The congregation may now be seated! Chu describes a universal feeling that anyone who’s ever been in an interracial relationship has probably felt. That’s why it was so important for him, and the entire crew, to reject that male stereotype like LeBron James swatting Andre Iguodala in Game 7. There was a throwaway line in the script where Rachel Chu (played by Constance Wu of Fresh Off the Boat) says she doesn’t date Asian men. It was actually Wu who insisted on taking it out.

“We’re propping up Asian men and at the same time we’re cutting them with this,” Chu recalled. “So, we’re looking at it, we can bring in the writers, producers, myself, the studio, and come to the conclusion that we shouldn’t have this in our movie. That takes time. That takes money to stop things to discuss that. Takes effort and takes people to listen instead of rushing through it. That’s the power of a collaborative representation.”

Crazy rich representations

The CBS sitcom 2 Broke Girls has been criticized for its stereotypical depiction of Han Lee (left), played by actor Matthew Moy.

Monty Brinton/CBS via Getty Images

Emmy Award winner Brad Simpson, who produced the film with Nina Jacobson and John Penotti, didn’t realize the depths of the stereotype before making this movie and reached a new level of woke regarding the difference between diversity and tokenism.

“Don’t make the mistake that some people do, which is to feel like: I brought in one person of color, or one person who’s different from me into this process, therefore I have diversity,” stated Simpson. “Real diversity comes from having a multitude of voices who are in a dialectic with each other, talking about culture and identity. As I got more involved in this process, the idea of the goofy Asian guy or the desexualized Asian guy was something I became more aware of. I became aware of the ways in which I myself may have participated in that cultural conversation.”

There’s even hard data that shows Asian men and black women are the least desired racial groups when it comes to online dating, according to a study by OK Cupid in 2014. Even Issa Rae alluded to it in her book The Misadventures of Awkward Black Girl. Sure, there could be sample bias, but it’s hard to argue against the media’s role.

“Beauty is sort of set by the media. When someone like Leonardo DiCaprio has a very specific look, before him, was that look really desired?” explained Chu. “No. Then all of a sudden Leonardo DiCaprio becomes the guy and anyone at any high school that kind of looks like him becomes popular. Anyone who kind of looks like Kim Kardashian is suddenly so beautiful. It redefines what beauty is.

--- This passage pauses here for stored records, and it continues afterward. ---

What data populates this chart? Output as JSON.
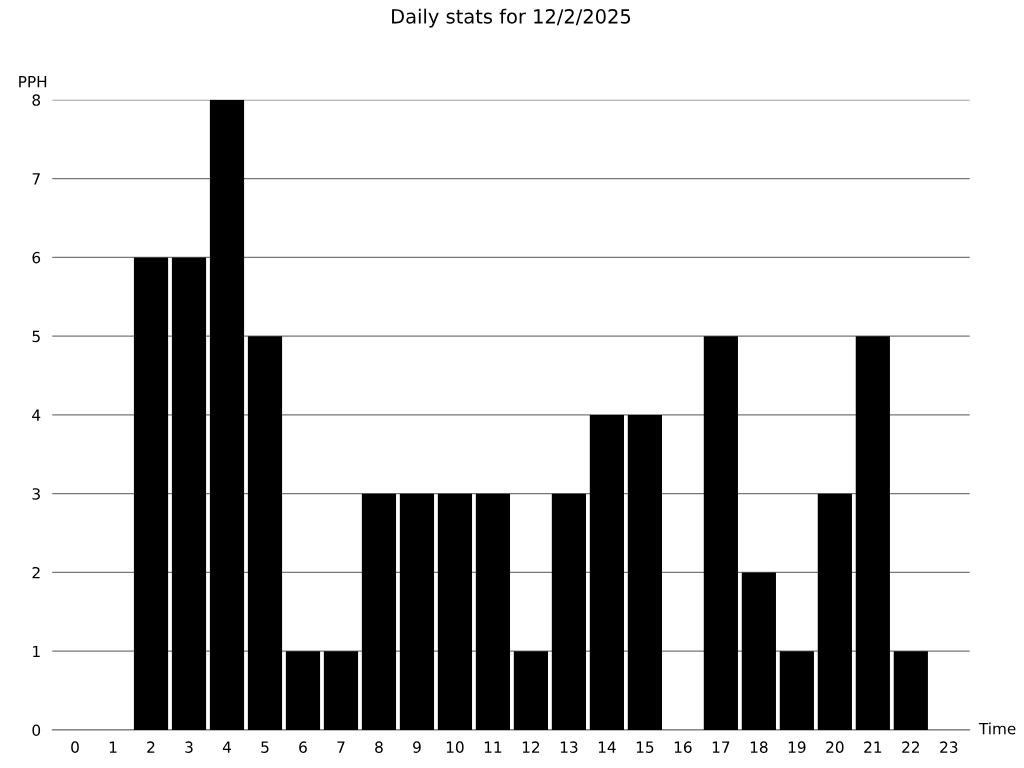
{
  "chart_data": {
    "type": "bar",
    "title": "Daily stats for 12/2/2025",
    "xlabel": "Time",
    "ylabel": "PPH",
    "categories": [
      "0",
      "1",
      "2",
      "3",
      "4",
      "5",
      "6",
      "7",
      "8",
      "9",
      "10",
      "11",
      "12",
      "13",
      "14",
      "15",
      "16",
      "17",
      "18",
      "19",
      "20",
      "21",
      "22",
      "23"
    ],
    "values": [
      0,
      0,
      6,
      6,
      8,
      5,
      1,
      1,
      3,
      3,
      3,
      3,
      1,
      3,
      4,
      4,
      0,
      5,
      2,
      1,
      3,
      5,
      1,
      0
    ],
    "color": "#000000",
    "ylim": [
      0,
      8
    ],
    "yticks": [
      0,
      1,
      2,
      3,
      4,
      5,
      6,
      7,
      8
    ],
    "grid": "y",
    "legend": false
  }
}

It’s our responsibility to expand that idea and show these amazing Asian men in the light, prop them up so they can be as stylish, fit or gentlemanly as any old classic Hollywood movie star or modern action star. [It’s] important because it literally affects people who are in high school, grade school, college — because people see that as beauty.”

Kevin Kwan, executive producer and author of the best-selling novel that the movie is based on, was born in Singapore and moved to the U.S. when he was 11. Coming from a very westernized country that featured plenty of Asian role models, he didn’t understand where the stereotypes were coming from. Now he’s ready for this movie to be a watershed moment.

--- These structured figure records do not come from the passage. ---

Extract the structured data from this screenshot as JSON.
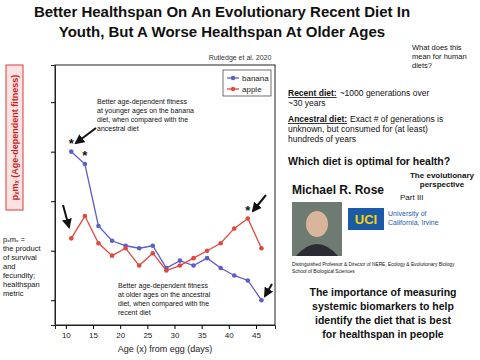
{
  "chart_data": {
    "type": "line",
    "title": [
      "Better Healthspan On An Evolutionary Recent Diet In",
      "Youth, But A Worse Healthspan At Older Ages"
    ],
    "source": "Rutledge et al. 2020",
    "x_label": "Age (x) from egg (days)",
    "y_label": "pₓmₓ (Age-dependent fitness)",
    "x": [
      11,
      13.5,
      16,
      18.5,
      21,
      23.5,
      26,
      28.5,
      31,
      33.5,
      36,
      38.5,
      41,
      43.5,
      46
    ],
    "series": [
      {
        "name": "banana",
        "color": "#5b5fc7",
        "marker": "circle",
        "line_style": "solid",
        "values": [
          8.0,
          7.5,
          5.0,
          4.4,
          4.2,
          4.1,
          4.2,
          3.3,
          3.6,
          3.4,
          3.7,
          3.3,
          3.0,
          2.8,
          2.0
        ]
      },
      {
        "name": "apple",
        "color": "#e0483e",
        "marker": "circle",
        "line_style": "solid",
        "values": [
          4.5,
          5.4,
          4.3,
          3.8,
          4.1,
          3.4,
          3.9,
          3.2,
          3.4,
          3.7,
          4.0,
          4.3,
          4.9,
          5.3,
          4.1
        ]
      }
    ],
    "xlim": [
      8,
      48.5
    ],
    "ylim": [
      1,
      11.5
    ],
    "xticks": [
      10,
      15,
      20,
      25,
      30,
      35,
      40,
      45
    ],
    "yticks": [
      2,
      4,
      6,
      8,
      10
    ],
    "tick_labels": "x",
    "grid": false,
    "legend": "top-right",
    "annotations": [
      {
        "text": "*",
        "x": 11,
        "y": 8.0
      },
      {
        "text": "*",
        "x": 13.5,
        "y": 7.5
      },
      {
        "text": "*",
        "x": 43.5,
        "y": 5.3
      },
      {
        "text": [
          "Better age-dependent fitness",
          "at younger ages on the banana",
          "diet, when compared with the",
          "ancestral diet"
        ]
      },
      {
        "text": [
          "Better age-dependent fitness",
          "at older ages on the ancestral",
          "diet, when compared with the",
          "recent diet"
        ]
      }
    ]
  },
  "slide": {
    "question": [
      "What does this",
      "mean for human",
      "diets?"
    ],
    "left_note": [
      "pₓmₓ =",
      "the product",
      "of survival",
      "and",
      "fecundity;",
      "healthspan",
      "metric"
    ],
    "recent_diet": {
      "label": "Recent diet:",
      "lines": [
        "~1000 generations over",
        "~30 years"
      ]
    },
    "ancestral_diet": {
      "label": "Ancestral diet:",
      "lines": [
        "Exact # of generations is",
        "unknown, but consumed for (at least)",
        "hundreds of years"
      ]
    },
    "question_main": "Which diet is optimal for health?",
    "subtitle": [
      "The evolutionary",
      "perspective"
    ],
    "speaker": "Michael R. Rose",
    "part": "Part III",
    "logo": "UCI",
    "institution": [
      "University of",
      "California, Irvine"
    ],
    "affiliation": [
      "Distinguished Professor & Director of NERE, Ecology & Evolutionary Biology",
      "School of Biological Sciences"
    ],
    "takeaway": [
      "The importance of measuring",
      "systemic biomarkers to help",
      "identify the diet that is best",
      "for healthspan in people"
    ]
  }
}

“I hope it shows off a whole spectrum of the Asian man as desirable, as attractive, and hopefully leads to more work for all these amazing actors who are of Asian-American descent, who are used to being kind of neutered in their roles. Let them be the romantic heroic lead. Let them be the action hero that isn’t slapstick comedy, that doesn’t have to be Jackie Chan, even though I love him. It’s time for a new paradigm shift.”

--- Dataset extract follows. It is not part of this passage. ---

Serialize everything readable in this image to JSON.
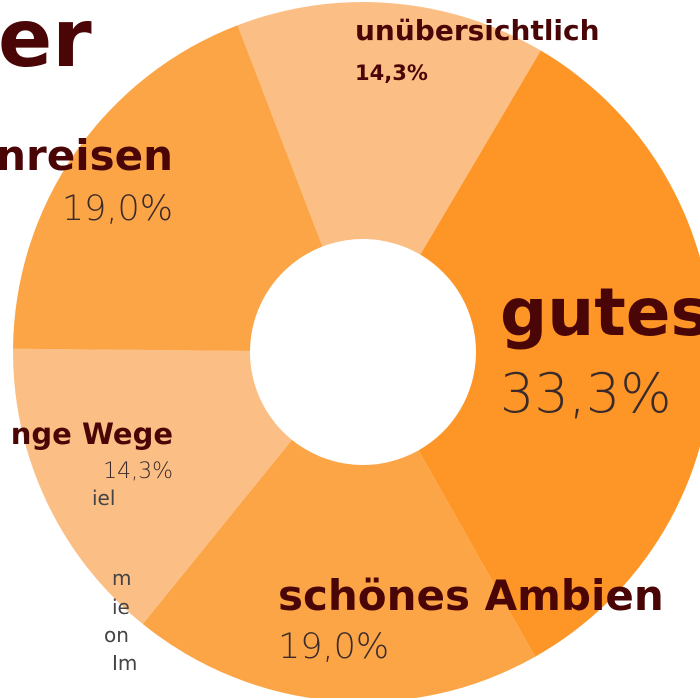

The shift begins when the movie opens nationwide in theaters Wednesday. As it were, the most meaningful “rich” in Crazy Rich Asians has nothing to do with wealth at all.

Cary Chow is a freelancer for The Undefeated and Diversity, Equity & Inclusion Manager for a Fortune 500 company. He has an unrivaled talent for breaking video equipment, still thinks Omar was wronged in "The Wire," and roots for both the Clippers and Lakers and doesn't care about your fandom rules.